Washington, DC -
02/19/2011 - Mike Matz, director of the Pew Campaign for America’s Wilderness, expressed serious concern that in their latest Continuing Resolution to fund the government, House leaders inserted a provision to stop the Bureau of Land Management (BLM) from assessing public lands for their wilderness characteristics.
“The BLM policy isn’t even final yet, and the House of Representatives appears intent on preventing Members of Congress from getting valuable information they could use to make the best decisions possible when considering what lands to include in the National Wilderness Preservation System,” Matz said.
“Congress hasn’t held a single hearing on this issue, hasn’t heard from a single witness or learned of a single instance where the policy would hinder any development of public land. The authorizing Committee’s oversight authority should not be short-circuited by the appropriations process.”
“The BLM policy simply puts consideration of wilderness values on equal footing with extractive activities like mining or oil and gas development. That is BLM’s legal responsibility. It also is in the best interests of the American public, who own this land,” Matz said. “Wilderness protection has always been and remains a nonpartisan endeavor, as evidenced by the first four wilderness bills introduced in this Congress. Clearly many lawmakers recognize that their constituents would like to see more wild places safeguarded for future generations to use and enjoy. Unfortunately, this vote closes the door before field experts and scientific analysts can deliver to Congress data they would find helpful.”
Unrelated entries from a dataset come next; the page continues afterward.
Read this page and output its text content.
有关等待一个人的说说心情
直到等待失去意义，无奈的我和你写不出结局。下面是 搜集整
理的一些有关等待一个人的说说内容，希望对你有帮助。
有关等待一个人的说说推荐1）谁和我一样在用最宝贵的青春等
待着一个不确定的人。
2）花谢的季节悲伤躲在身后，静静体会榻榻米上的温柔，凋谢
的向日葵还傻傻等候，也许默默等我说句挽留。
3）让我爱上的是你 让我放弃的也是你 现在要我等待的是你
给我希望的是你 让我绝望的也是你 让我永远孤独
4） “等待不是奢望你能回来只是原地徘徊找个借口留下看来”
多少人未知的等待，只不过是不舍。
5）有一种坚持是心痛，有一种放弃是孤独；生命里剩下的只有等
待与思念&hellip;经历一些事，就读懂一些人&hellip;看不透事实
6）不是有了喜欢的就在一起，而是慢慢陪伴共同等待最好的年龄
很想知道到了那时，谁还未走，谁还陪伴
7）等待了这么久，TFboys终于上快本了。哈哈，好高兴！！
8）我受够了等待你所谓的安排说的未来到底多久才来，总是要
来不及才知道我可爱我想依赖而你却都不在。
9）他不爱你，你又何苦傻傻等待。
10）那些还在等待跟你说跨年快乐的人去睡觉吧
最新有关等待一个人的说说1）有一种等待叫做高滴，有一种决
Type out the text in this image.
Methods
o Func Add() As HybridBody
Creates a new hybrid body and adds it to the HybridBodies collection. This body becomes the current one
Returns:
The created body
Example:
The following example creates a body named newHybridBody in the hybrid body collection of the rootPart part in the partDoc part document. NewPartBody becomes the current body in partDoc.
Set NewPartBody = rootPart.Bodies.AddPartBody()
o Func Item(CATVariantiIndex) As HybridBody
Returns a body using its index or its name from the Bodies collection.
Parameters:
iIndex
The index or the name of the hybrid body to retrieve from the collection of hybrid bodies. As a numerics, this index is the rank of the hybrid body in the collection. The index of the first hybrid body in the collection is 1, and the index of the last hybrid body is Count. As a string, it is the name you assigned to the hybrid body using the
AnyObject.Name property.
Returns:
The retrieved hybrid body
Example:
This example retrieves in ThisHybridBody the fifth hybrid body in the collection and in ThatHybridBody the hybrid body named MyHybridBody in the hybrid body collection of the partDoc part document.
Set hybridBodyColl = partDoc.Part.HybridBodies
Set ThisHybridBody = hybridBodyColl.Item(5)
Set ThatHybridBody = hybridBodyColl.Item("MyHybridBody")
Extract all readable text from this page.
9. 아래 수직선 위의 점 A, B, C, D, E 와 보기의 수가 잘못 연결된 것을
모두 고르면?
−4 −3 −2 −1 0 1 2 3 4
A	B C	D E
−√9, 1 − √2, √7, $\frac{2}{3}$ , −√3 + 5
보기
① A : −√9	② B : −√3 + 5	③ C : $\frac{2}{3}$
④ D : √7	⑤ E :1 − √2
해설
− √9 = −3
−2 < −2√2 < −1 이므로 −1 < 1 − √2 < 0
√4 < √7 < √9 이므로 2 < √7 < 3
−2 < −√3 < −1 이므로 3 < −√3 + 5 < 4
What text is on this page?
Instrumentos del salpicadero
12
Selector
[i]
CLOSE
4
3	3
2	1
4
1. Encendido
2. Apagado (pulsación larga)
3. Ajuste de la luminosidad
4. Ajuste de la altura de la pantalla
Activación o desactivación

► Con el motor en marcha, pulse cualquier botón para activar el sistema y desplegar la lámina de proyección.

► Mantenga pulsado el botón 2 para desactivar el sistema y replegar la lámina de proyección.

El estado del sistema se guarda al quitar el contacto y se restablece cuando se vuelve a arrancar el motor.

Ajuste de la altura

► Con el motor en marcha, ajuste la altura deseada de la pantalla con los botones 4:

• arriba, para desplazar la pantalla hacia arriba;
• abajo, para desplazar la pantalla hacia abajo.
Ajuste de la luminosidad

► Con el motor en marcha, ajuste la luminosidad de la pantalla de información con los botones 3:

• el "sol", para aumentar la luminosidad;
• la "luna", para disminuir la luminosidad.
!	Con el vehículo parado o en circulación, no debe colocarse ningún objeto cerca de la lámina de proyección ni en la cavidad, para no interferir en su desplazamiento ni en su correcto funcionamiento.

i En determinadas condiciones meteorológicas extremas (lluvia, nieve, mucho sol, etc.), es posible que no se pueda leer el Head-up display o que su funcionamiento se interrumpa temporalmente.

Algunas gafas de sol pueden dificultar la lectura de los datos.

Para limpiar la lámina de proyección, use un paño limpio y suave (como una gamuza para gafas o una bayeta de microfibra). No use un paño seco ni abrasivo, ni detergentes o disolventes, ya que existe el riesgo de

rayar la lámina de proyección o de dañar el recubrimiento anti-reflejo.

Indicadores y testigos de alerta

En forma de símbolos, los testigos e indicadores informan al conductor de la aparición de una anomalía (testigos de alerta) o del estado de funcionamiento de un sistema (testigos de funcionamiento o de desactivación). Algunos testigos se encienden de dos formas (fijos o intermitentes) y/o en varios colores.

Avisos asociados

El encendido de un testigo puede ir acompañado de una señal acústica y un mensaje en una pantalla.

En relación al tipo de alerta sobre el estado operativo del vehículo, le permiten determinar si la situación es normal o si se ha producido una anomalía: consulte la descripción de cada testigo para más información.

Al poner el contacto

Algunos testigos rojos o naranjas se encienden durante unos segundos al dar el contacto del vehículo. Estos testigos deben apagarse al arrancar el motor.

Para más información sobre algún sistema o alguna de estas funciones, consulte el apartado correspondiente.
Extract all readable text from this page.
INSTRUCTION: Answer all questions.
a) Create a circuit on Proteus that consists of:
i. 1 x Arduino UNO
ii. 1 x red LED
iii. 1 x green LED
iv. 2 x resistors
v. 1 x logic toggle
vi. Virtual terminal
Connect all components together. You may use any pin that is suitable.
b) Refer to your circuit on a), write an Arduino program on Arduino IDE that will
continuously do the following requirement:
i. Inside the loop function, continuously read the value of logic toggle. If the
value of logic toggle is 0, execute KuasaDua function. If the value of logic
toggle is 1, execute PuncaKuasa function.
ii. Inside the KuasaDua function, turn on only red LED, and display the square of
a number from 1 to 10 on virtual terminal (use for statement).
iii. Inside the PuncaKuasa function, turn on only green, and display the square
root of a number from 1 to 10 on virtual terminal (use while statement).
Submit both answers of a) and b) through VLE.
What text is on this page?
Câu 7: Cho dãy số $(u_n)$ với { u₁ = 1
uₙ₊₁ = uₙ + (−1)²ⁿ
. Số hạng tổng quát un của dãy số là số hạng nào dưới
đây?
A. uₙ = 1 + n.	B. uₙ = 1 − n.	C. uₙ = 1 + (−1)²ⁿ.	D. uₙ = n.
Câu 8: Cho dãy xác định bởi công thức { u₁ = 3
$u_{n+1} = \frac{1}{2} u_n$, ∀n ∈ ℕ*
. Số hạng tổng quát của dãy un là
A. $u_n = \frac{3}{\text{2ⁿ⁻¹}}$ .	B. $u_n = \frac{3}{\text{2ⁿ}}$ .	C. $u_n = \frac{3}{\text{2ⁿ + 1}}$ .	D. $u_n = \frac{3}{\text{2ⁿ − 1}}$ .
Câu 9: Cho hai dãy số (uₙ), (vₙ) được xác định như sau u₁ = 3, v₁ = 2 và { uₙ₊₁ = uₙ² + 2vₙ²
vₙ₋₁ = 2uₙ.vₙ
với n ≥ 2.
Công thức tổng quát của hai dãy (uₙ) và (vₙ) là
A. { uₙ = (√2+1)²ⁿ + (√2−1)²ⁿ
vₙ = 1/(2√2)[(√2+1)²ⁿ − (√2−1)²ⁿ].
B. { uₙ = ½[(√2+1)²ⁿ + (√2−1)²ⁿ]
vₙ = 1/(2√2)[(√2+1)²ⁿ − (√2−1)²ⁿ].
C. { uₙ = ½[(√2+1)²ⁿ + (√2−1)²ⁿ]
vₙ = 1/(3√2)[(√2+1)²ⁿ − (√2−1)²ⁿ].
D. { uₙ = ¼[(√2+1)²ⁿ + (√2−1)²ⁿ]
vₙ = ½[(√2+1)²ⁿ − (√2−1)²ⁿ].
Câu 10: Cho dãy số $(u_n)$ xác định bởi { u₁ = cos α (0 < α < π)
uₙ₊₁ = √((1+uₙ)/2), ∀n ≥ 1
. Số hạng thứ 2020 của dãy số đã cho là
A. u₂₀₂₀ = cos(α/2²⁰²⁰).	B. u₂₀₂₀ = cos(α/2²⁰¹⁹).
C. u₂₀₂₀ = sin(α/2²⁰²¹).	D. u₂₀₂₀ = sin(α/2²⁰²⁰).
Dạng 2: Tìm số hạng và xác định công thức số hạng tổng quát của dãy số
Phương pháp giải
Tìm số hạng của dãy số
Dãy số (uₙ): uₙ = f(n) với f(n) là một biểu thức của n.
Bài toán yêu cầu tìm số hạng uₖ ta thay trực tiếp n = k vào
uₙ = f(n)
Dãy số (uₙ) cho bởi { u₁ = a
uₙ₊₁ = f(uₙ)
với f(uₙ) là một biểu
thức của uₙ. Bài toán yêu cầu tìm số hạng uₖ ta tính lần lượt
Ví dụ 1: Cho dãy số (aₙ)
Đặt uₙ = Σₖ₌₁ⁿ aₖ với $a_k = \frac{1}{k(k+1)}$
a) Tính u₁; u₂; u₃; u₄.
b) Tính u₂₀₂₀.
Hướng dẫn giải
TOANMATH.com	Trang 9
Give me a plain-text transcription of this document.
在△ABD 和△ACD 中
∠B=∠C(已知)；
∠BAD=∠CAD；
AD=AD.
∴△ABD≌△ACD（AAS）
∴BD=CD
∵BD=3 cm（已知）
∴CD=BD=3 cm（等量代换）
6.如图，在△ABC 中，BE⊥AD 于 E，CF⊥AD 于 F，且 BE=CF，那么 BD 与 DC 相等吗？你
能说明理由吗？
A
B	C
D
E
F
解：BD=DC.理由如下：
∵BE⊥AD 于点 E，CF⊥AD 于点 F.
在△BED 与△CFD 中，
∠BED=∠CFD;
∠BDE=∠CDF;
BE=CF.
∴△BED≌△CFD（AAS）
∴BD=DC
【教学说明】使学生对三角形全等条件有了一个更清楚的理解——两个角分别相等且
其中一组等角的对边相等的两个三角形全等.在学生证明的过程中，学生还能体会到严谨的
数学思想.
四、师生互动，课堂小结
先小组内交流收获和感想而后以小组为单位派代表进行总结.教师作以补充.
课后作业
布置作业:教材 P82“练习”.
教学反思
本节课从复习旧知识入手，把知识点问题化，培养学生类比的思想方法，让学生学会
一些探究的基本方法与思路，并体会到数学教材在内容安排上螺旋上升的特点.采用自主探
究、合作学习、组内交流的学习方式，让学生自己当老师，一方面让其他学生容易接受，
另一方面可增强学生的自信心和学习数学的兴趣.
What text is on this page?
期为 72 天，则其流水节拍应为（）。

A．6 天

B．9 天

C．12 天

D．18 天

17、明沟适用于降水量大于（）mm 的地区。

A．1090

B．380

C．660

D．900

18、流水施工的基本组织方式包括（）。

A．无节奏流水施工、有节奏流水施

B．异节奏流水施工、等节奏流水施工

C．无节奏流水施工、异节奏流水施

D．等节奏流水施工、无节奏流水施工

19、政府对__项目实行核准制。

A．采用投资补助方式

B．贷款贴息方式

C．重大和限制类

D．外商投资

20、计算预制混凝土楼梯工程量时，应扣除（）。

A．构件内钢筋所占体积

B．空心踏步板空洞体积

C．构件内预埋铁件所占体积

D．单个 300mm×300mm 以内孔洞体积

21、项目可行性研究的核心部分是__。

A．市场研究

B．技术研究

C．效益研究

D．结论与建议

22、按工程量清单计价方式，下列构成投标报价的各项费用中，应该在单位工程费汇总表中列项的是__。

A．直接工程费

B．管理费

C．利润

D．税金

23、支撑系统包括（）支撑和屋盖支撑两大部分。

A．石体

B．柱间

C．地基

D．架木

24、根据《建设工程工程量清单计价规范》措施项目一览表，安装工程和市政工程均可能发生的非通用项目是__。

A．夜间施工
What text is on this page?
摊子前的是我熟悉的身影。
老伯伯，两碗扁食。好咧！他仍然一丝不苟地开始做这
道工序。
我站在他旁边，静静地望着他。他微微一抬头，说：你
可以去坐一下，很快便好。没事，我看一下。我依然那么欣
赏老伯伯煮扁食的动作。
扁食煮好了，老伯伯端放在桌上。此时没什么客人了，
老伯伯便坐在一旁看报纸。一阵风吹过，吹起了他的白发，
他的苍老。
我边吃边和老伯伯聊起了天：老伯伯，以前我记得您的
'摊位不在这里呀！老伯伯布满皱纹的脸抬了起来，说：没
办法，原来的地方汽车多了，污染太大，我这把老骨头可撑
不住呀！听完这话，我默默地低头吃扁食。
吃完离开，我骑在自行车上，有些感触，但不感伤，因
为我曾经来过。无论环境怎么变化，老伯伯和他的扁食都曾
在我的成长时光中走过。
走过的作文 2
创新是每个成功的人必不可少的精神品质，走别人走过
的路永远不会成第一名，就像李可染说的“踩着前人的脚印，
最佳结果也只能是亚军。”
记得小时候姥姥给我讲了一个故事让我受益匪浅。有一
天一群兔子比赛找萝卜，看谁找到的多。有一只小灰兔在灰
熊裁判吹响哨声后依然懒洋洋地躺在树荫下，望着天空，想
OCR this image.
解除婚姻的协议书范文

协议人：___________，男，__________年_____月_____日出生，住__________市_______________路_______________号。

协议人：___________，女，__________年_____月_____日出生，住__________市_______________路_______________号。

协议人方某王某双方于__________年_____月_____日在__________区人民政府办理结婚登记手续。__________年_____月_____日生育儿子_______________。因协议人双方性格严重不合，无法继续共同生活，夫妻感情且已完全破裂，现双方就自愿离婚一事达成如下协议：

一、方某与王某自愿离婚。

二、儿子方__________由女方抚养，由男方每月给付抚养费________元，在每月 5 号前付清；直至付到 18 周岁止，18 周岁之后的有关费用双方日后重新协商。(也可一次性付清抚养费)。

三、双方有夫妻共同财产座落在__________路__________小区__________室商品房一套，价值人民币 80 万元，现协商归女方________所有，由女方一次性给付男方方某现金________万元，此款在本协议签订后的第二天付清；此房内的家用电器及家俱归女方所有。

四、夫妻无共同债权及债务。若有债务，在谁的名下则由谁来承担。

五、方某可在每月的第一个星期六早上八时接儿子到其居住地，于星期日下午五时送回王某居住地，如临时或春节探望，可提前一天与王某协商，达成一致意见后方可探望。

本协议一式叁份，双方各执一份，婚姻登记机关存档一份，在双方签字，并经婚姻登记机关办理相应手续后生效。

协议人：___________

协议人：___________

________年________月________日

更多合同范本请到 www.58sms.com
“The vote to overturn legislatively this sensible administrative policy will not save the federal government money. And in fact, uninformed and flawed agency planning decisions resulting from this restriction could lead to additional litigation, controversy and expense. We urge the U.S. Senate to restore integrity and balance to the agency’s planning and land management so that BLM land managers can again consider all uses of our shared public land, including protection for wild land as a natural heritage for future generations.”